Nota prévia: este trata-se de um post feito no sub-reddit /r/Brasil, pelo utilizador /u/Taurusan, acerca da lógica de poder de algumas igrejas evangélicas no Brasil.

Templo de Salomão - 5

Templo de Salomão São Paulo – sede mundial da IURD

Edit: Talvez o termo mais adequado seja “teocracia informal ou tácita”, no sentido de que não é plenamente institucionalizada, mas é praticada.


Nesse texto, pretendo expor de forma introdutória como há uma ameaça real e já em curso de formação de um Estado Teocrático no Brasil em que o executivo, legislativo e o judiciário (a nível municipal, estadual e federal) ficariam sob controle de pastores ou membros de igrejas evangélicas e que suas decisões seriam fundamentas a partir de uma lógica religiosa e submetidas às diretrizes de suas respectivas igrejas. O texto se subdivide em:

  1. “A Intenção”, onde demonstro que os evangélicos (particularmente a Igreja Universal) têm um plano de tomada de poder com tendência antidemocrática;
  2. “Os Meios”, que expõe as ferramentas que esses grupos religiosos dispõem para a tomada desse poder;
  3. “As Estratégias” para isso, focando na dimensão política apenas.

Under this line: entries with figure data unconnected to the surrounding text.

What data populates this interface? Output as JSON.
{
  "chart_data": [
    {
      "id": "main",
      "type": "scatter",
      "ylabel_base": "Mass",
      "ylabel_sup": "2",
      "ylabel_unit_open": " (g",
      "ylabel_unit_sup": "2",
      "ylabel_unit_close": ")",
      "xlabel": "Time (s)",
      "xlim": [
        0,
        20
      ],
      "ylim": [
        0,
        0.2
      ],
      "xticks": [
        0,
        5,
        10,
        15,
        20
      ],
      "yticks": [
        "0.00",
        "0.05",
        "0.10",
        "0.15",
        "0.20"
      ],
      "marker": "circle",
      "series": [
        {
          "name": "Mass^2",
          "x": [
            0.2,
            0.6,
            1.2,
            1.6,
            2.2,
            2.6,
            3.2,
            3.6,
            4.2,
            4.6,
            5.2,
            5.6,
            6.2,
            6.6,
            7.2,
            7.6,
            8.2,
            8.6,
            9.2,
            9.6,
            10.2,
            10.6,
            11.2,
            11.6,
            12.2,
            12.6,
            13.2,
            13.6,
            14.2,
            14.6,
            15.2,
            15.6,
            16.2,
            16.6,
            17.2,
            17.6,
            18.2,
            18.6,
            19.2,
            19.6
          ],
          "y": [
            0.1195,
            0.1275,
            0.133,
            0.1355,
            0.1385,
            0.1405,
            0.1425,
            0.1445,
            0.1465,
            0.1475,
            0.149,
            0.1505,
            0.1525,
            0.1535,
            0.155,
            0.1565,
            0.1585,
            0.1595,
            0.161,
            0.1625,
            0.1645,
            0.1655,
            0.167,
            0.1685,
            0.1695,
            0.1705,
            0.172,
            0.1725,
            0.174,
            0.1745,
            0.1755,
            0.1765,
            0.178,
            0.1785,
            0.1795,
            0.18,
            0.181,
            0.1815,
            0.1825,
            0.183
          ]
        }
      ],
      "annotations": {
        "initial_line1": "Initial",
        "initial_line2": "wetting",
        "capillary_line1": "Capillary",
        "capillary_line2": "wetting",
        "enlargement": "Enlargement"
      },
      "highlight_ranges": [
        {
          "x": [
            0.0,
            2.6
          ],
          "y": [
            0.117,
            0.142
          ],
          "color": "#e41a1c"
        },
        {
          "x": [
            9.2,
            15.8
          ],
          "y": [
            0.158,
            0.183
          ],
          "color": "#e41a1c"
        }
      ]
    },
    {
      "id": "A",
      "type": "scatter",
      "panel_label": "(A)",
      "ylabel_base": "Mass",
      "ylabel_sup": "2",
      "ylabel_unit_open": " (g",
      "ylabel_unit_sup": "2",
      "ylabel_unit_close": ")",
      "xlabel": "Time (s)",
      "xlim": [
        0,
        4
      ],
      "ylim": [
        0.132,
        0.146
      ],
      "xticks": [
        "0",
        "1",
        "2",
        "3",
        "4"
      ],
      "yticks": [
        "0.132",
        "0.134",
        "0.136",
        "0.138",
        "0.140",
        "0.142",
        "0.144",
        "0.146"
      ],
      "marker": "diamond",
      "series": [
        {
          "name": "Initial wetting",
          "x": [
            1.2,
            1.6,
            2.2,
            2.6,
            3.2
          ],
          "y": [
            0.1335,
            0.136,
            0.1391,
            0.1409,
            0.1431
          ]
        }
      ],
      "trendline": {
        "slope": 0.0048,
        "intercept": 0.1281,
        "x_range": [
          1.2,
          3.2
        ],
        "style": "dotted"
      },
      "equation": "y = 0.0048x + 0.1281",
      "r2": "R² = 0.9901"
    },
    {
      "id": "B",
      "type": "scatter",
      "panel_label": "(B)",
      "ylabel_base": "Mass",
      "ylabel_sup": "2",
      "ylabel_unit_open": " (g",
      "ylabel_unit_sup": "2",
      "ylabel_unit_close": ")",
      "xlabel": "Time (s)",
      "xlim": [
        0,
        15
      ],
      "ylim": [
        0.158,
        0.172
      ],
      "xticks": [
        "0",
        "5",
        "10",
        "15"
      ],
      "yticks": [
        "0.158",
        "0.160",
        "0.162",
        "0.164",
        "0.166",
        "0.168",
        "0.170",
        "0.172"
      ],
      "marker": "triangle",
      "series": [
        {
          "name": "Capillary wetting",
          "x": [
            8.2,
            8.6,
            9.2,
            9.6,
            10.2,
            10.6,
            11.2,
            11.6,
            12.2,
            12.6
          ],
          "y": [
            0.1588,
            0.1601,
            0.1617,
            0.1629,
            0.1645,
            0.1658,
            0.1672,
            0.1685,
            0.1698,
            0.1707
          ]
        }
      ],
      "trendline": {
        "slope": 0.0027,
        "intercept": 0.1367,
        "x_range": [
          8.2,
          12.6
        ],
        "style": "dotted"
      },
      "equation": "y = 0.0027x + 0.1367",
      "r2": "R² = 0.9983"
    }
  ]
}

Antes de expor a análise, é necessário esclarecer que por se falar em “evangélico” aqui se entende principalmente denominações pentecostais (como a Assembleia de Deus) e neopentecostais (Universal do Edir Macedo, Mundial do Valdemiro Santiago etc.). Evangélicos de missão (ou históricos) como luteranos, presbiterianos, entre outros são relativamente distintos em termos de doutrinas, perfil sociocultural e relação com a política quando comparados com neo/pentecostais (embora tenha ocorrido uma “pentecostalização” dessas denominações nas últimas décadas. Nota-se isso principalmente entre batistas).

A INTENÇÃO

Começamos a exposição pela Igreja Universal do Reino de Deus (IURD), do Edir Macedo, porque ela é a principal personagem dessa história. É a que tem as intenções mais claras de tomada de poder, é uma das mais organizadas politicamente (a que iniciou uma atuação evangélica mais estruturada na década de 1990), com maior poder econômico e midiático, além de ser o grupo neopentecostal com mais fiéis no país.

Em 2008, Edir Macedo (em coautoria com Carlos Oliveira) publicou o livro “Plano de poder – Deus, os cristãos e a política”. No livro, Macedo afirma que Deus tem um plano político para os fiéis da IURD e para os evangélicos que sejam seus aliados: governar o Brasil.

Macedo diz que a “obra não se propõe à incitação de um regime teocrático. Até porque o Estado brasileiro é laico e a liberdade de crença é assegurada constitucionalmente”. Porém, nesses últimos quase 10 anos desde a publicação do livro, o que não falta são exemplos de violações à laicidade do Estado por parte de políticos evangélicos e, entre eles, de políticos ligados à Universal. Da mesma forma, a liberdade de crença assegurada constitucionalmente parece não existir nos discursos e ações de pastores da Universal quando se trata de religiões afro-brasileiras, de espíritas, ateus etc. Portanto, esta afirmação de Macedo não condiz com a realidade e é de esperar que a obra é sim uma incitação a um regime teocrático.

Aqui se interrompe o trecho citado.